Without wanting to, she felt the presence of that other girl, Sebastian's mother. She imagined her cowering under the same blankets, smoky gray eyes squeezed tightly shut. Prudence felt as if she were that girl, and every beat of thunder was the stomp of Brendan Kerr's heavy boots on the stairs. He was coming for her. She shoved her fists against her ears, mumbling in vain the Pythagorean theorem of numbers to drown it out. Thunder boomed again and she sat bolt upright, trembling everywhere, her night rail plastered to her body by a sheen of terrified sweat.

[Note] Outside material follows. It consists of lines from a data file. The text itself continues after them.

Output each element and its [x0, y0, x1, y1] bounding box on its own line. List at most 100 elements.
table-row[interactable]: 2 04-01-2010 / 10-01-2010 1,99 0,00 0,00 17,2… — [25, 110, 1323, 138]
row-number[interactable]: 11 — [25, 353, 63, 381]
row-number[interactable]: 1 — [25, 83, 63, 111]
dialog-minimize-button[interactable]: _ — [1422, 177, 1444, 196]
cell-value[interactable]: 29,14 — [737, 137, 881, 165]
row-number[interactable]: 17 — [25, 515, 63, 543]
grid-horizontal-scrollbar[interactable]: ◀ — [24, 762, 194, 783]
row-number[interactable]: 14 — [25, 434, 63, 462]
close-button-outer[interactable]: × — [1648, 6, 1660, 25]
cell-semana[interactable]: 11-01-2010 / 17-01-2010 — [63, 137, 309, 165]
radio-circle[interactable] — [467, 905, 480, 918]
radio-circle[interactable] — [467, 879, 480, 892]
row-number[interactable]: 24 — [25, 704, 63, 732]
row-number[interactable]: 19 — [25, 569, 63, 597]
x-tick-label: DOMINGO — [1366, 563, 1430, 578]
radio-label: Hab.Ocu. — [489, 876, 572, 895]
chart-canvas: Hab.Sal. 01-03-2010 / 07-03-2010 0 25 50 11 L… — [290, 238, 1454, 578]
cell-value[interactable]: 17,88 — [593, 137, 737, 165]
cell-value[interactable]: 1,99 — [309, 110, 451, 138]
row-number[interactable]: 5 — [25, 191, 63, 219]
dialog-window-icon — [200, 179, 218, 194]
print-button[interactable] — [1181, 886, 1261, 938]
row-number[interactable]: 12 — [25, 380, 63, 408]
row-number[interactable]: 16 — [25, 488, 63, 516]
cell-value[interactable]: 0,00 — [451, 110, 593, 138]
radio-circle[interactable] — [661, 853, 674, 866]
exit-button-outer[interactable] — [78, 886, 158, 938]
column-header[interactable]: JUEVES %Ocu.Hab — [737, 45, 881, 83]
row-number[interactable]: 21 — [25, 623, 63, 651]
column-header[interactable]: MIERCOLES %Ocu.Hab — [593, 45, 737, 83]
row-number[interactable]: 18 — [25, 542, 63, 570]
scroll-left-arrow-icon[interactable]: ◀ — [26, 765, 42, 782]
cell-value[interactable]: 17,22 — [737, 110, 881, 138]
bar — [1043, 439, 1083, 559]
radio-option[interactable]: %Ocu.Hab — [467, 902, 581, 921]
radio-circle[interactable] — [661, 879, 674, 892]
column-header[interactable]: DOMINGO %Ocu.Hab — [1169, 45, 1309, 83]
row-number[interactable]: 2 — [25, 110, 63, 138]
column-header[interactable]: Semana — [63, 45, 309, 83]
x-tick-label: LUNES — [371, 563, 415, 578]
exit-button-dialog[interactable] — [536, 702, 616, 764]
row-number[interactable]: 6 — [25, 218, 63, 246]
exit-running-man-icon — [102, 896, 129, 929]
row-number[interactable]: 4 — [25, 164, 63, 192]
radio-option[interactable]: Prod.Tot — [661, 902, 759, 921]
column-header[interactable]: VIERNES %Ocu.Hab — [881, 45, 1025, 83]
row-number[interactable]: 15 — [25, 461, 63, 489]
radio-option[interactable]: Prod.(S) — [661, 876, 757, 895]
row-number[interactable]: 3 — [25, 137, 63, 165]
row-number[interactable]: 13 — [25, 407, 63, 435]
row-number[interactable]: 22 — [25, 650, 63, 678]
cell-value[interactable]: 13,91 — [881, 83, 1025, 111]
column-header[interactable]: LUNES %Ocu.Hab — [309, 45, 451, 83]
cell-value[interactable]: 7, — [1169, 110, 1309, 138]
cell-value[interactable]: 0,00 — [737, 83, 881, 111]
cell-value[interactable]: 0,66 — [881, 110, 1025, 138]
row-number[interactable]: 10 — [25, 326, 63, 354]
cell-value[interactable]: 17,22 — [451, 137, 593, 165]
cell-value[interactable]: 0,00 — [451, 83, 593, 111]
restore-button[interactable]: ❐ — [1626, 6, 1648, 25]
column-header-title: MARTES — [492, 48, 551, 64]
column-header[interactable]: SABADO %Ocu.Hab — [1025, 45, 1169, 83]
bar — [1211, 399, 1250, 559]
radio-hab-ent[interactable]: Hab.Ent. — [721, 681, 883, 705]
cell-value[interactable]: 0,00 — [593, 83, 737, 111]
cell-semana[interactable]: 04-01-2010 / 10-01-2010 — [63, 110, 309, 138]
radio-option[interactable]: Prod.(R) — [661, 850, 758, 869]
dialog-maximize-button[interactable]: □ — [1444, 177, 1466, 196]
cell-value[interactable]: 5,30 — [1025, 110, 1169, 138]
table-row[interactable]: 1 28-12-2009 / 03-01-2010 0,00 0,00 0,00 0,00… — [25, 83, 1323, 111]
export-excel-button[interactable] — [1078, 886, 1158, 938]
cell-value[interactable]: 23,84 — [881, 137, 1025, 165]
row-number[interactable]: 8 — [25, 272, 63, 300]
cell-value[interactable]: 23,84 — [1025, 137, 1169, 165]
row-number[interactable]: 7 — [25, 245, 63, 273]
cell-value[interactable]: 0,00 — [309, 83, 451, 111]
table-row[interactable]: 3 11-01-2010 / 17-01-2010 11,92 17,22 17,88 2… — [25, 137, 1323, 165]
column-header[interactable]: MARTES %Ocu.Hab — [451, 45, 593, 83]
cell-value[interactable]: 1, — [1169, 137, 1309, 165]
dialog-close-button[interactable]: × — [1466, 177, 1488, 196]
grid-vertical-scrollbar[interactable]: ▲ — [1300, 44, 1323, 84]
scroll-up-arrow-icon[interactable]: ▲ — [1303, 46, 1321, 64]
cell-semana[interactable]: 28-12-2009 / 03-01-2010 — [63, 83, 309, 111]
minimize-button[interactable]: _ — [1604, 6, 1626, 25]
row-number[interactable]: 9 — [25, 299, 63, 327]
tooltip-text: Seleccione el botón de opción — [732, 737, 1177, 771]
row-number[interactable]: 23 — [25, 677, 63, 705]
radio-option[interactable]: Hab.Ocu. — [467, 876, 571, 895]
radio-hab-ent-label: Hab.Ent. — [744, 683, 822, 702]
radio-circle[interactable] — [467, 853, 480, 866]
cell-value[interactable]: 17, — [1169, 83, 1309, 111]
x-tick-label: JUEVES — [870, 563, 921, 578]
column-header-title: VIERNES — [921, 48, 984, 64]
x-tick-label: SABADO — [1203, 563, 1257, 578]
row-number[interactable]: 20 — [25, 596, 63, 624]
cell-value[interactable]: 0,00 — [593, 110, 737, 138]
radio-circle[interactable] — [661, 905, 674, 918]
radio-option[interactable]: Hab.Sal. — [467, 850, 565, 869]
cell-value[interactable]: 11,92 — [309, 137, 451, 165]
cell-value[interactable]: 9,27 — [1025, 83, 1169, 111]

A burst of white light threw substance into shadow and shadow into substance. That dark shape over there by the window. It hadn't been there before, had it? Wasn't that a plaid draped over its hulking shoulders and the flash of silver a claymore lifted in meaty fists?

With a splintering crash, the wind caught the window and flung it open.

Prudence screamed. A deafening crack of thunder drowned out the shrill sound. Rain poured into the tower, pelting the stone floor. She jumped out of bed and ran for the door. In the heartbeat of darkness between one flash of lightning and the next, she lost sight of it. She reeled around, beating at the walls like a trapped bird. When another streak of lightning lit the room, her trembling fingers closed around the iron latch. She fled down the winding stairs, her white night rail billowing behind her. She didn't care if she ran into the devil himself as long as she escaped the echoing nightmare of the tower.

At the bottom of the last step, her foot thudded against something soft and substantial. She tripped and went sprawling.

A pained grunt was followed by a hoarse oath. A metallic click echoed in the sudden silence. Prudence flung her hair out of her eyes to find herself staring straight down the barrel of Sebastian's pistol.